Having done so, he asked town dwellers and bar regulars for help in coming up with a name. He called upon two particular individuals, William King and James Toddkill, who were both from Waloupa, The pair frequented the old saloon and while coming up with the requested name enjoyed free whiskey for their services, courtesy of Beard.

They made a litany of suggestions which they thought would keep them employed for a bit longer; ones that they were sure would be met with disapproval, to prolong their steady service of free alcohol.

Beard was keen on the phrase “you bet,” and as what they thought was a joke, King and Toddkill suggested that as the name of the township.

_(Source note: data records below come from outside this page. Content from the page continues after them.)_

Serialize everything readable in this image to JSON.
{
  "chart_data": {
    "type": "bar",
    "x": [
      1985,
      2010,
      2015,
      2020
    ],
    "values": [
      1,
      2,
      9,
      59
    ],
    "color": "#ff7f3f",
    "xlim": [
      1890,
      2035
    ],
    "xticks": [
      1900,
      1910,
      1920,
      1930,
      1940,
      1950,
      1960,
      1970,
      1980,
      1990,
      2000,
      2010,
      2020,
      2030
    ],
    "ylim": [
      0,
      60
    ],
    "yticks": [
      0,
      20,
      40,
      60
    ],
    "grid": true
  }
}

Never did they think that their idea would make it past Beard nor the town. They were wrong. Much to their surprise, the town adopted the name You Bet and their supply of free whiskey was cut off.

In 1869, the town was consumed with and all but destroyed by fire. It was partially rebuilt but again in 1873 was taken down by yet another fire. All that remains of You Bet (the town) are scars of buildings and foundations one would have to dig to find.

Historian Dave Comstock wrote that in present day, the former town of You Bet still occupies about 50 residences located within a radius. It was declared a California historical landmark in 1975.